1. This week I have been haunted by a newspaper article that begins with these words. “No education beyond the sixth grade. No employment in most workplaces and no access to public spaces like parks, gyms and salons. No long-distance travel if unaccompanied by a male relative. No leaving home if not covered from head to toe. And now, the sound of a woman’s voice outside the home has been outlawed in Afghanistan, according to a 114-page manifesto released last month…”[2]
Not to put too fine a point on it but if Heidi and I lived in Afghanistan I might be dead, killed because of my slow reaction to an unfolding disaster. Not only that but we understand so much of the meaning and richness of Jesus’ message because of interactions with women that would not be tolerated under Taliban prohibitions. I have in mind the Samaritan woman Jesus met at a well (Jn. 4:4-26). There were Mary Magdalene, “Johanna… and Susanna, and many others who [according to Lk. 8] provided for [Jesus’ disciples] out of their resources.” Jesus feels such a deep love for his friends Martha and Mary that we can sense it across twenty centuries. Jesus broke down walls in a patriarchal, xenophobic society. And this continues to change the way we interact with each other in our society today.
Jesus always expands the circle of who belongs. This is the Gospel of Mark’s theme. Beginning with the sick, the ignored poor, widows and orphans, people possessed by demons or ritually impure like lepers, foreigners, adherents of other religions even to the ultimate oppressor an imperial centurion who is the first to recognize and say, “Truly this man was God’s Son!” (Mk. 15) – the knowledge and healing of God continues to radiate outwards.
In Mark chapters 5 and 6 Jesus is primarily in Jewish territory. But it is the nature of the healing, freeing work of God that it constantly expands from that Jewish center to include all people without exception.
The place matters. In chapter 7 it is translated as “the region of Tyre.” In fact, “region” is one of the most frequently repeated words in this story. The Greek word for it is horia. It means, “border, coast, domain, limit.” It is linguistically related to our word horizon. Our story begins with Jesus on the edge, seeking rest and solitude in a house. But Mark writes that Jesus, “could not escape notice.” Isn’t that true in our own day too? Wherever you go someone will see Jesus in what you do and how you are.

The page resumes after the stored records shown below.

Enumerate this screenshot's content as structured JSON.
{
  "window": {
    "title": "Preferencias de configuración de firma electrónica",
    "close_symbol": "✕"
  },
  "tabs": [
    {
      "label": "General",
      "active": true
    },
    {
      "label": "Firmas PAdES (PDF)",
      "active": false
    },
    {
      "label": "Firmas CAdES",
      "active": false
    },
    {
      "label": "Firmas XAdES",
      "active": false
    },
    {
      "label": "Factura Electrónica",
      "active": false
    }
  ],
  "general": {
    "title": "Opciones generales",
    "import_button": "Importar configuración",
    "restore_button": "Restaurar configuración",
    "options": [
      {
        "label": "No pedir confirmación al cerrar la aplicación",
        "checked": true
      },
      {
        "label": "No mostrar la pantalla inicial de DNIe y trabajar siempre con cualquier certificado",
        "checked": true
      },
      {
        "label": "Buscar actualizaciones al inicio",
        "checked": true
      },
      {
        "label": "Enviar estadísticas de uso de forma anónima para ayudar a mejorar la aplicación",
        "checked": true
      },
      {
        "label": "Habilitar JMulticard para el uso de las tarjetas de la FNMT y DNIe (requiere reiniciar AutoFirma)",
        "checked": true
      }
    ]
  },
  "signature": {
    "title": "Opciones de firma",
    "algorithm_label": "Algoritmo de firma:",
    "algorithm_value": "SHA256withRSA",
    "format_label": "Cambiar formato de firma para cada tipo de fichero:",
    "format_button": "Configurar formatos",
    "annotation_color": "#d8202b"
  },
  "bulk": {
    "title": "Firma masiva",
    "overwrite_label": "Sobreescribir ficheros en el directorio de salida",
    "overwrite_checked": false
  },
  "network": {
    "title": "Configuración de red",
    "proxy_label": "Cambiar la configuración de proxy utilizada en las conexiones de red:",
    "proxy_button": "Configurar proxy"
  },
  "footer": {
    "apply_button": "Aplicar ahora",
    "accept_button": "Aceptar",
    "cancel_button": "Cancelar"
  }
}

Without being invited and as an utter stranger and an enemy the woman enters the house. Although Mark uses the most sparse, pared down language in the Bible he uses three ways to describe this woman’s ethnic identity. She lives in the region (the borderlands) of Tyre. She is Hellēnis, that is, part of the Greek religious, cultural and political empire. And she is of the Syrophoenician race.[3]
A few decades after Jesus’ death the Jewish historian Josephus described her people as, “our bitterest enemies” (Ant. 13). Jews working in the countryside of that region would starve to death while the city storehouses that they filled overflowed. They called the Syrophoenician taskmasters dogs. When this woman asks Jesus to save her demon-afflicted daughter, he seems to make reference to this in his reply. “Let the children be fed first, for it is not fair to take the children’s food and throw it to the little dogs.”[4] He seems to be reminding her about the relation between these two peoples, how his nation continues to suffer and badly needs his blessing.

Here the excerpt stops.